There is one circumstance when you do. That's when you want to sell a commercial building with a known and reliable rental income from a tenant who isn't going anywhere until the end of the lease. Then the NPV of the cash stream is the capital sum you would need to invest now in a quarterly-paying bond at the discount rate you chose to generate a cash flow with the same NPV. (Quarterly because commercial rents are usually payable on quarter-days.) And that is only possible because the cash flow from a commercial lease is basically the same as from a bond.

In this example, the forecast of the net income stream can be done accurately and has a high degree of probability of being true; while the NPV itself has a real interpretation, as the value of a bond, and as the purchase price of the building.

Now consider a mortgage or personal loan. This has a net income stream, payable monthly. It is much more difficult to forecast: loans are closed early, the default rate is very high (banks make loans to people with a 30% chance of defaulting and think it's good business – the people who financed your neighbour's sofa live with default rates of 50%) and the timing of a repayment or default is erratic. The bank can calculate averages, but the variances are high and the tails correspondingly fat.

But here's the real difference: for a commercial building, the net income stream repays the capital amount, but for a loan, the capital is repaid by the gross income. So if you discount the net income from a loan and call that the NPV, whatever meaning it has, it is not the amount you would pay for the loan. If you wanted to own the net income stream from the loan, you would have to buy the whole of the outstanding capital at the time of purchase, less a discount equal to the expected default on the remaining term of the loan. So if the discounted net income isn't the purchase price, what is it? It turns out to be the amount the shareholders would need to invest in a monthly bond offering the rate of return used in the discounting calculation to yield a cash flow with the same NPV as the loan. So it's the value now of the net income stream to the shareholders. It's what the loan is “worth” to the shareholders.

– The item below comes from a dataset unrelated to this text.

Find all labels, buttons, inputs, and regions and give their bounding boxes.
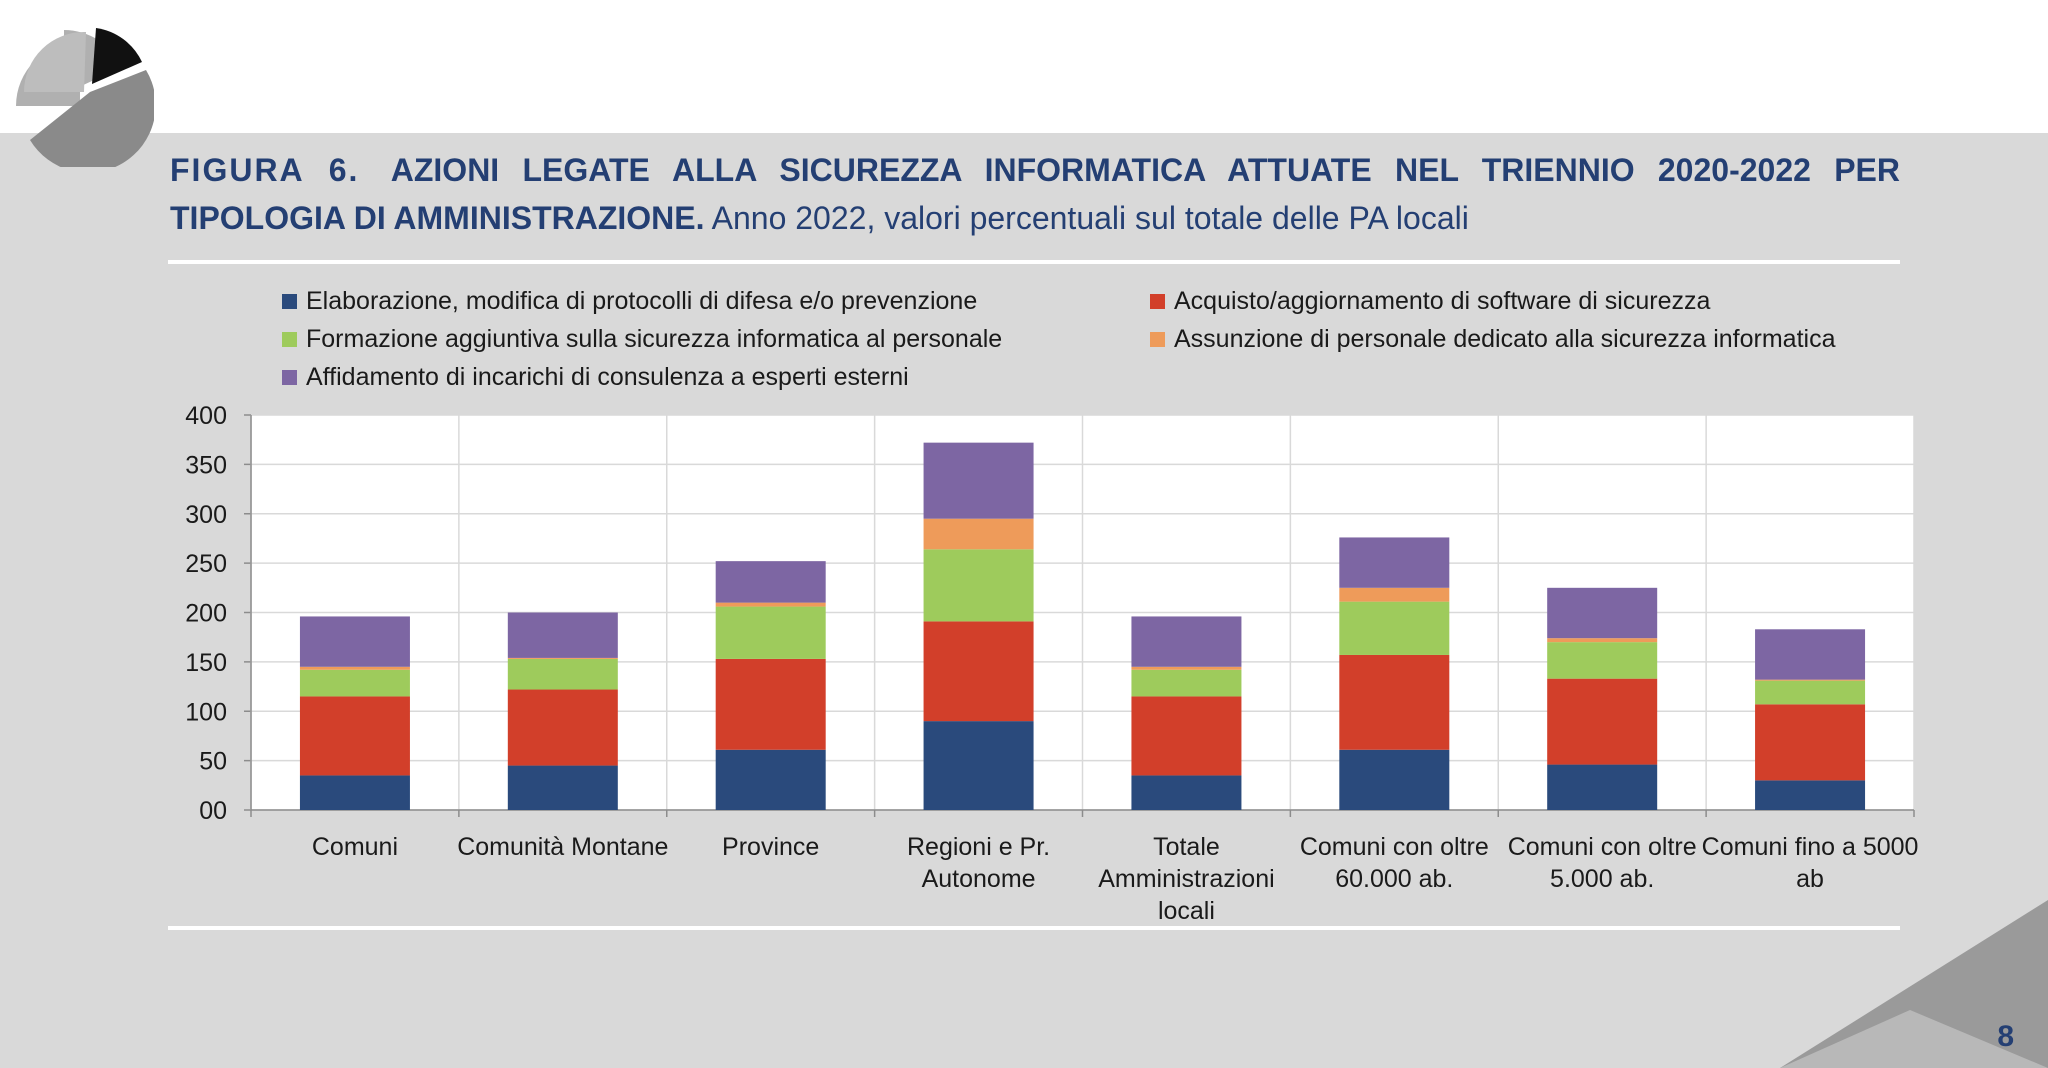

Or at least that's what everyone around me keeps saying. It sounds convincing. Except it isn't what the loan is worth to shareholders. What the loan is worth to shareholders is the contribution it makes towards their annual dividend payments, and that is measured by the gross margin (net income minus variable costs) of the loan taken year by year. As a rough guide, most of the value of any reducing-balance instrument is in the first half of its life.

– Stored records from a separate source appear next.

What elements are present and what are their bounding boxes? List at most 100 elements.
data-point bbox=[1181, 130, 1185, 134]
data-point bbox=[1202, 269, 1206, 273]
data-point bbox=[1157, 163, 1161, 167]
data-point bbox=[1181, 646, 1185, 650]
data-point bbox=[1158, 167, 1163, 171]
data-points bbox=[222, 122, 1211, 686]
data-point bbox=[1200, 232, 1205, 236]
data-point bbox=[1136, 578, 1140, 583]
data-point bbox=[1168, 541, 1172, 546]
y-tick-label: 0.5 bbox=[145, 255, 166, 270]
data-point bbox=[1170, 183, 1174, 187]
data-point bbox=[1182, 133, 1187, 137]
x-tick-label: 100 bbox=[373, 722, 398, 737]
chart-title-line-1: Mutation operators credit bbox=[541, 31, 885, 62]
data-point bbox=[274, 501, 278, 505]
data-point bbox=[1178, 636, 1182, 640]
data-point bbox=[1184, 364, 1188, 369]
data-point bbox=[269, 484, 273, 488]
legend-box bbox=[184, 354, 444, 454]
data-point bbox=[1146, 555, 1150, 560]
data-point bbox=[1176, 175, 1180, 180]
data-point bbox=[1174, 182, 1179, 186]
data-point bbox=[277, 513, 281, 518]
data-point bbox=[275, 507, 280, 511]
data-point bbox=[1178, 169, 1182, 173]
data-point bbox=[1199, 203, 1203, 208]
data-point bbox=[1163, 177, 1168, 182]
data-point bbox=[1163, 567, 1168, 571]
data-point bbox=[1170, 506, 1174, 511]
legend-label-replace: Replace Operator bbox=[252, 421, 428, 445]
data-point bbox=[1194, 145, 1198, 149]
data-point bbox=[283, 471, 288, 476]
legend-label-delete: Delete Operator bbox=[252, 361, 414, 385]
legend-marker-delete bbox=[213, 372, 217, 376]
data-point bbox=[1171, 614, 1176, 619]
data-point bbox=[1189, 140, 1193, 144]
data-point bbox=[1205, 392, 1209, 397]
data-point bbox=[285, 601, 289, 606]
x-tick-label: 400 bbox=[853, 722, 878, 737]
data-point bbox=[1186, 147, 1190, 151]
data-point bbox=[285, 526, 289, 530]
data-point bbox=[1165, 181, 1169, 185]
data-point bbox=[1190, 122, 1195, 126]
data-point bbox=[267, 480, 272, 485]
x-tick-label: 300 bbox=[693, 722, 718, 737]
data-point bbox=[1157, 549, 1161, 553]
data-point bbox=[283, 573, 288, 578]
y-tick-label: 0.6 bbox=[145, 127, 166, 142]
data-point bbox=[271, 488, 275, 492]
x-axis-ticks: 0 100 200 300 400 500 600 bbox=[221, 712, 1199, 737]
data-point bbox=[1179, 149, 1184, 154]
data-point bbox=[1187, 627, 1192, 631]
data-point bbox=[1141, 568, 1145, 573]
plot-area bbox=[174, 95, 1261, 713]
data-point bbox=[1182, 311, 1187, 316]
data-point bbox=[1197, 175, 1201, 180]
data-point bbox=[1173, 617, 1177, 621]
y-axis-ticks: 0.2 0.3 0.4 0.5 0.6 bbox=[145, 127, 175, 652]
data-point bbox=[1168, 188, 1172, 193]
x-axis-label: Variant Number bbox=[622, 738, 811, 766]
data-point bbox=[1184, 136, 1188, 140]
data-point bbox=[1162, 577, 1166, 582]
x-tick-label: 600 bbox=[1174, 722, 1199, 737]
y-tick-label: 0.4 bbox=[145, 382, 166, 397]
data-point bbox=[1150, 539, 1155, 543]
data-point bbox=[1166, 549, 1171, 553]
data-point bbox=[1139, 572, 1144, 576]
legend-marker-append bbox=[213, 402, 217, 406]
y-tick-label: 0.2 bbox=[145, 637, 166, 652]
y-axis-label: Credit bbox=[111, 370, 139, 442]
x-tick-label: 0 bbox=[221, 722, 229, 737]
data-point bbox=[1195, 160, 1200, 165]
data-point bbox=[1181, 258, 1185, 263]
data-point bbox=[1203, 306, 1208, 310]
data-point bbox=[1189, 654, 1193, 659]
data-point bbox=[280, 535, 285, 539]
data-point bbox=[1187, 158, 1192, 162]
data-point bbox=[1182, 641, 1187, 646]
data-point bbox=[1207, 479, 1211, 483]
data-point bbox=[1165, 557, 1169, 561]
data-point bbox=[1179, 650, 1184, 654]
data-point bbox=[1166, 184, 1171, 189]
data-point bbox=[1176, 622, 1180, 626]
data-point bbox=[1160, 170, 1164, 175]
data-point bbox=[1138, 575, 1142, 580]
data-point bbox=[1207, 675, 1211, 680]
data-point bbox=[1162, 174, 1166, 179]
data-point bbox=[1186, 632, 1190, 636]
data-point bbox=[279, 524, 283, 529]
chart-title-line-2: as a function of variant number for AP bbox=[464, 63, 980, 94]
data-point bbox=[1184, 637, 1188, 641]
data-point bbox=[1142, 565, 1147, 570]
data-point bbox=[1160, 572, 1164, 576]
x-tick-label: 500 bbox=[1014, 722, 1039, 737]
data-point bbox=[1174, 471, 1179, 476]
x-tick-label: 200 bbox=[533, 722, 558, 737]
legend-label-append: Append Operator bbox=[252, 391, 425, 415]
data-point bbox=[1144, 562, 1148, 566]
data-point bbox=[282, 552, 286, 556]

Do not ask me why they calculate the NPV – I suspect it's because they're in banking and calculating NPV's is what you're supposed to do when you're in banking, like taking ecstasy when you go clubbing. That the discount rate they use is around 12% - good luck getting that in the money markets – makes the whole exercise silly.

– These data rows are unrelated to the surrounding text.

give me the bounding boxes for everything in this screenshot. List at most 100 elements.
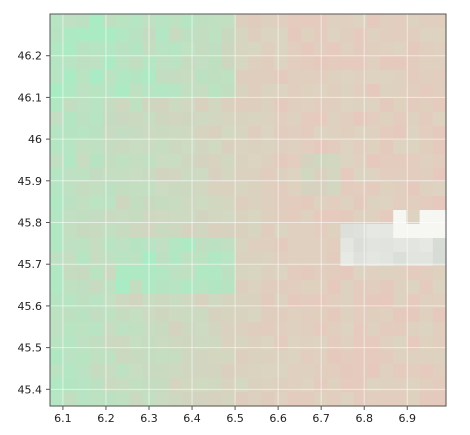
map-tile bbox=[353, 112, 368, 127]
map-tile bbox=[432, 84, 447, 99]
map-tile bbox=[366, 378, 381, 393]
map-tile bbox=[195, 392, 209, 407]
map-tile bbox=[76, 98, 91, 113]
map-tile bbox=[380, 224, 394, 239]
map-tile bbox=[432, 42, 447, 57]
map-tile bbox=[340, 392, 355, 407]
map-tile bbox=[300, 266, 315, 281]
map-tile bbox=[261, 294, 275, 309]
map-tile bbox=[327, 140, 341, 155]
map-tile bbox=[221, 280, 236, 295]
map-tile bbox=[393, 238, 407, 253]
map-tile bbox=[287, 98, 302, 113]
map-tile bbox=[287, 238, 302, 253]
map-tile bbox=[102, 28, 117, 43]
map-tile bbox=[393, 28, 407, 43]
map-tile bbox=[261, 126, 275, 141]
map-tile bbox=[116, 238, 130, 253]
map-tile bbox=[327, 350, 341, 365]
map-tile bbox=[102, 266, 117, 281]
map-tile bbox=[340, 126, 355, 141]
map-tile bbox=[102, 56, 117, 71]
map-tile bbox=[168, 266, 183, 281]
map-tile bbox=[406, 364, 421, 379]
map-tile bbox=[63, 336, 77, 351]
map-tile bbox=[287, 210, 302, 225]
map-tile bbox=[195, 182, 209, 197]
map-tile bbox=[63, 168, 77, 183]
map-tile bbox=[248, 84, 262, 99]
map-tile bbox=[406, 98, 421, 113]
map-tile bbox=[274, 154, 289, 169]
map-tile bbox=[63, 140, 77, 155]
map-tile bbox=[287, 28, 302, 43]
map-tile bbox=[234, 364, 249, 379]
map-tile bbox=[261, 336, 275, 351]
map-tile bbox=[102, 154, 117, 169]
map-tile bbox=[261, 378, 275, 393]
map-tile bbox=[380, 266, 394, 281]
map-tile bbox=[76, 70, 91, 85]
map-tile bbox=[155, 336, 170, 351]
map-tile bbox=[327, 210, 341, 225]
map-tile bbox=[116, 168, 130, 183]
map-tile bbox=[419, 182, 434, 197]
map-tile bbox=[63, 112, 77, 127]
map-tile bbox=[195, 140, 209, 155]
map-tile bbox=[353, 56, 368, 71]
map-tile bbox=[182, 378, 196, 393]
map-tile bbox=[195, 70, 209, 85]
map-tile bbox=[116, 140, 130, 155]
map-tile bbox=[248, 224, 262, 239]
map-tile bbox=[274, 112, 289, 127]
map-tile bbox=[248, 350, 262, 365]
map-tile bbox=[195, 280, 209, 295]
map-tile bbox=[261, 308, 275, 323]
map-tile bbox=[380, 28, 394, 43]
map-tile bbox=[248, 42, 262, 57]
map-tile bbox=[208, 14, 223, 29]
map-tile bbox=[182, 112, 196, 127]
map-tile bbox=[340, 196, 355, 211]
map-tile bbox=[129, 350, 143, 365]
map-tile bbox=[168, 392, 183, 407]
map-tile bbox=[50, 266, 64, 281]
map-tile bbox=[89, 378, 104, 393]
map-tile bbox=[327, 112, 341, 127]
map-tile bbox=[248, 364, 262, 379]
map-tile bbox=[221, 322, 236, 337]
map-tile bbox=[155, 294, 170, 309]
x-tick-label: 6.8 bbox=[355, 412, 373, 425]
map-tile bbox=[208, 392, 223, 407]
map-tile bbox=[340, 266, 355, 281]
map-tile bbox=[366, 112, 381, 127]
map-tile bbox=[287, 294, 302, 309]
map-tile bbox=[102, 224, 117, 239]
map-tile bbox=[248, 154, 262, 169]
map-tile bbox=[182, 42, 196, 57]
map-tile bbox=[168, 280, 183, 295]
map-tile bbox=[406, 42, 421, 57]
map-tile bbox=[393, 364, 407, 379]
map-tile bbox=[380, 126, 394, 141]
map-tile bbox=[76, 84, 91, 99]
map-tile bbox=[168, 84, 183, 99]
map-tile bbox=[419, 308, 434, 323]
map-tile bbox=[248, 56, 262, 71]
map-tile bbox=[168, 308, 183, 323]
map-tile bbox=[406, 336, 421, 351]
map-tile bbox=[195, 350, 209, 365]
map-tile bbox=[248, 98, 262, 113]
map-tile bbox=[50, 210, 64, 225]
map-tile bbox=[221, 42, 236, 57]
map-tile bbox=[432, 308, 447, 323]
map-tile bbox=[393, 42, 407, 57]
map-tile bbox=[208, 56, 223, 71]
map-tile bbox=[287, 154, 302, 169]
map-tile bbox=[248, 28, 262, 43]
map-tile bbox=[300, 294, 315, 309]
map-tile bbox=[274, 238, 289, 253]
map-tile bbox=[248, 14, 262, 29]
map-tile bbox=[380, 350, 394, 365]
map-tile bbox=[366, 238, 381, 253]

So aside from the fact that it's the wrong measure, what else is wrong with using NPV's? It's a distraction from the job of finding the right measure for the job; it gives them the undeserved feeling that they are being sophisticated and clever; and it soaks up analysis time doing monthly lifetime factorisations of all sorts of things that should be left as totals: defaulting, bad debt, early closures. It creates an air of utterly spurious accuracy. But hey, get with the programme. This is, after all, the same industry who thought that lending money to people with no incomes was a good idea.